Linares, who worked at Marché Madison during the last three papal visits to Manhattan, said he plans to stay open despite expecting only a couple customers. The store's proximity to where the pope is staying will also affect deliveries, Linares said, so he will now have to pick up produce a few streets away.
Giuseppe Bruno, owner of Caravaggio Ristorante, is also not thrilled about Pope Francis' arrival to his gourmet restaurant's neighborhood.
"I expect to see a lot less people," said Bruno. "It's going to be a nightmare for me."
Bruno said he believes that business will fall 20 percent from Thursday to Saturday, the three days the pope is scheduled to be in New York City. He noted his restaurant will be hurt primarily because local residents of the Upper East Side who frequent Caravaggio are deliberately fleeing their homes to avoid traffic and potential security threats.
"People who live in this neighborhood have a lot of money. Most told me last week that they will leave," said Bruno. "They have country houses."
Steve Wolf, president of antique porcelain and pottery store Bardith, said he was given a choice by the police of either leaving or staying locked in his store for security reasons during the last papal visit in 2008 by Pope Benedict XVI.
"The police came to my store and they said 'in or out,'" said Wolf who decided to remain locked in his store for two hours.
As Bardith is in the line-of-sight of the papal residence, Wolf knows the drill when it comes to the arrival of the pope. He is certain that businesses in the area will basically shutter for a day or two.
"I'll be here, but I'm not expecting other people to be here," said Wolf who has worked at Bardith for 13 years. He even told Bardith's store manager not to come in on Friday because her efforts to travel around New York City would not be justified by the few customers who may stop by the store.

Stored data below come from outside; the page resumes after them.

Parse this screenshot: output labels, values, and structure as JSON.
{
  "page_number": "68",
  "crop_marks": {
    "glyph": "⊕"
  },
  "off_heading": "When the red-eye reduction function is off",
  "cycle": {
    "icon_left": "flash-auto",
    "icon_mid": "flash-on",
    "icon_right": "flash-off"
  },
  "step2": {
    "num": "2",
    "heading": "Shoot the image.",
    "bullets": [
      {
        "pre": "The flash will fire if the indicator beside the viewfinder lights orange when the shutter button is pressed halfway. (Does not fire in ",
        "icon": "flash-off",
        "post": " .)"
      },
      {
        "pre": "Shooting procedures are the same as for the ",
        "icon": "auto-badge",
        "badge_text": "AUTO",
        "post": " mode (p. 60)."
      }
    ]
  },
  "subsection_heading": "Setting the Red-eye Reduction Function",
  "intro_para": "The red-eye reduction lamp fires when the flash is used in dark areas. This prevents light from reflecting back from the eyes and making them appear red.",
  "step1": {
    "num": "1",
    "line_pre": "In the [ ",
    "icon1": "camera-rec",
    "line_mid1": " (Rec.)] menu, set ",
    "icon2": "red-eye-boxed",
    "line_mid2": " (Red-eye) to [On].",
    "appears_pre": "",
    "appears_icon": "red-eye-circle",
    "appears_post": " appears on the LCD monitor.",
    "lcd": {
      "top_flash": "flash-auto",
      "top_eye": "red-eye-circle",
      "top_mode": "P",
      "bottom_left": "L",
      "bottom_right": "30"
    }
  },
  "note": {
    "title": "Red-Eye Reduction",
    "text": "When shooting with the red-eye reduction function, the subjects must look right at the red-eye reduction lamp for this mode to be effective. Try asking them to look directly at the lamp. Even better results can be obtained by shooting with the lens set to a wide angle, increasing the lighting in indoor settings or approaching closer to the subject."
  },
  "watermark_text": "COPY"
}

Other shops in the area are more optimistic about prospective sales—mostly because they are new and do not know what to expect. Christine Young, supervisor of posh macaron store Ladurée, was more hopeful about how the pope's visit will influence her store's sales. Young said she thinks the papal visit could bring more tourists to the Upper East Side, which is mostly known as a residential neighborhood. But she conceded that she is taking a wait-and-see attitude, as there is still a possibility the police could unexpectedly close a street and hurt her business.
"I don't think anything of this magnitude has happened since I've been here," said Young. "So I'm really not 100 percent sure what we will do."
One thing is 100 percent, according to Gilda Perez-Atlan, consultant at perfume store Frédéric Malle near the papal residence: "If you leave your store open when the pope arrives, you may not get any customers. But if you close your store, you will definitely not get any customers."